Faculty Assembly Chair Heather May led the forum and communicated questions submitted by faculty before the meeting through a form. Some of the submitted questions pushed back against the college’s mitigation efforts. One questioned the college’s decision to cut into retirement savings.

 “How can the College, in good faith, ask faculty to give up matching retirement, after looking at all of the associate vice presidents hired over the past several years?” the question stated. 

Emerson has thirteen vice presidents and a provost, with a student body of roughly 4,500. Boston University has 6 vice presidents, and Harvard University has eleven. BU has a student population of over 32,000, while Harvard has over 22,000 students and an endowment that exceeds Emerson’s by over $40 billion.

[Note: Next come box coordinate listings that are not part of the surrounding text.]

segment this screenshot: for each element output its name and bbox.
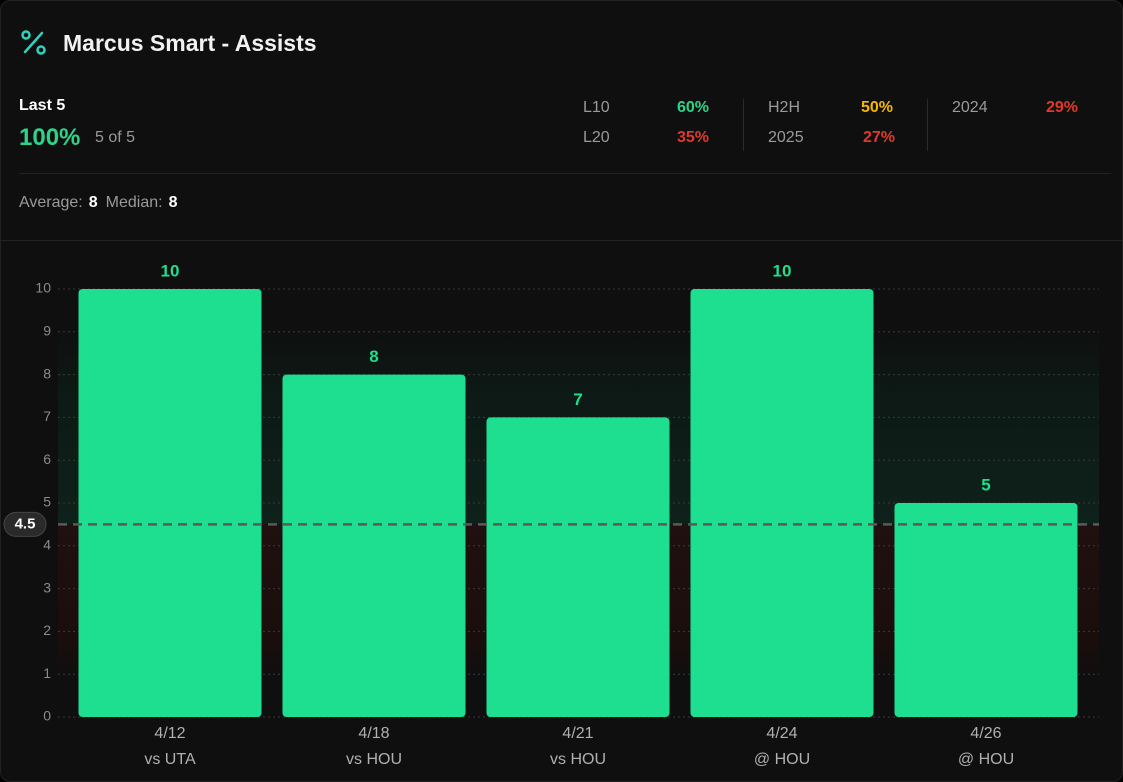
summary-label: Last 5 [19, 97, 66, 114]
y-tick-label: 8 [43, 365, 51, 381]
bar [894, 503, 1078, 717]
split-value: 29% [1046, 99, 1079, 116]
separator [743, 99, 744, 151]
bar [78, 289, 262, 717]
split-label: 2025 [768, 129, 804, 146]
separator [927, 99, 928, 151]
y-tick-label: 3 [43, 579, 51, 595]
value-label: 7 [573, 390, 582, 409]
stats-row: Average: 8 Median: 8 [19, 194, 185, 212]
y-tick-label: 6 [43, 451, 51, 467]
divider [19, 173, 1111, 174]
x-tick-label: 4/18 [358, 725, 389, 742]
y-tick-label: 9 [43, 323, 51, 339]
split-label: L10 [583, 99, 610, 116]
median-value: 8 [168, 194, 178, 211]
split-label: L20 [583, 129, 610, 146]
summary-pct: 100% [19, 124, 81, 151]
average-value: 8 [88, 194, 98, 211]
percent-icon [21, 30, 46, 55]
value-label: 5 [981, 475, 990, 494]
median-label: Median: [105, 194, 163, 211]
split-value: 35% [677, 129, 710, 146]
bar [282, 374, 466, 717]
divider [1, 240, 1122, 241]
y-tick-label: 2 [43, 622, 51, 638]
y-tick-label: 0 [43, 708, 51, 724]
value-label: 8 [369, 347, 378, 366]
x-tick-sublabel: vs HOU [346, 751, 402, 768]
y-tick-label: 4 [43, 537, 51, 553]
x-tick-label: 4/26 [970, 725, 1001, 742]
x-tick-sublabel: vs UTA [144, 751, 196, 768]
split-value: 27% [863, 129, 896, 146]
split-value: 50% [861, 99, 894, 116]
y-tick-label: 1 [43, 665, 51, 681]
average-label: Average: [19, 194, 83, 211]
value-label: 10 [773, 261, 792, 280]
x-tick-label: 4/12 [154, 725, 185, 742]
bar [690, 289, 874, 717]
y-tick-label: 5 [43, 494, 51, 510]
x-tick-label: 4/24 [766, 725, 797, 742]
split-label: 2024 [952, 99, 988, 116]
bar [486, 417, 670, 717]
x-tick-label: 4/21 [562, 725, 593, 742]
summary-count: 5 of 5 [95, 129, 136, 146]
x-tick-sublabel: @ HOU [754, 751, 810, 768]
x-tick-sublabel: @ HOU [958, 751, 1014, 768]
threshold-label: 4.5 [15, 515, 36, 532]
threshold-badge [3, 511, 47, 537]
y-tick-label: 10 [35, 280, 51, 296]
title: Marcus Smart - Assists [63, 30, 317, 56]
split-label: H2H [768, 99, 801, 116]
chart: 0 1 2 3 4 5 6 7 8 9 10 10 4/12 vs UTA 8 4/18 vs HOU 7 4/21… [3, 261, 1099, 768]
split-value: 60% [677, 99, 710, 116]
value-label: 10 [161, 261, 180, 280]
y-tick-label: 7 [43, 408, 51, 424]
x-tick-sublabel: vs HOU [550, 751, 606, 768]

Pelton said executive leadership and administration are taking on a large burden along with the rest of the staff and faculty.

“All of [executive leadership] are going to have to cut 10 percent of our budget, on top of a million dollars in travel and expenses,” Pelton said. “So that’s a $5 million dollar cut. It is going to be very painful to programs and to people. What I don’t want to do is get into a kind of tit for tat conversation.” 

Senior Writer-in-Residence Richard Hoffman suggested selling college property for additional revenue, which Pelton said is being considered, but that the decision falls on the Board of Trustees and not the administration. 

The forum also included updates on the college’s plan for contact tracing and further insight into how elevators may be utilized in the fall.

Chief Human Resources Officer Shari Stier said that while the College is looking into applications for contact tracing, they are heavily leaning towards a manual tracing process. If someone tests positive, Stier said the plan is to call the individual and obtain a list from them of people who they believe they may have contaminated. That list would include people who the infected person spent over 15 minutes with in a six foot radius. Anyone on the list would then be contacted and given instruction on further protocol.

Associate Dean of Campus Life Erik Muurisepp said every elevator will have signs outside as well as in the vestibule that denotes a recommended capacity. 

“The Walker elevators may result in one or two people,” Muurisepp said. “When you start considering proper face coverings, you could potentially do up to two or three.” 

Provost and Vice President of Academic Affairs Michaele Whelan also included a more defined timeline for when class space and scheduling may be finalized this summer, targeting the third week of July. 

Pelton said the college’s planned safety measures and procedures will eventually be compiled in a reopening “playbook” he aims to make available to the public. He also repeatedly expressed an interest in attending another faculty forum next week that specifically focuses on testing.

“I need your patience,” Pelton said. “That’s what I need. And understand that there are a lot of unresolved answers and even some unknown questions, and that we’re doing our best to answer those.”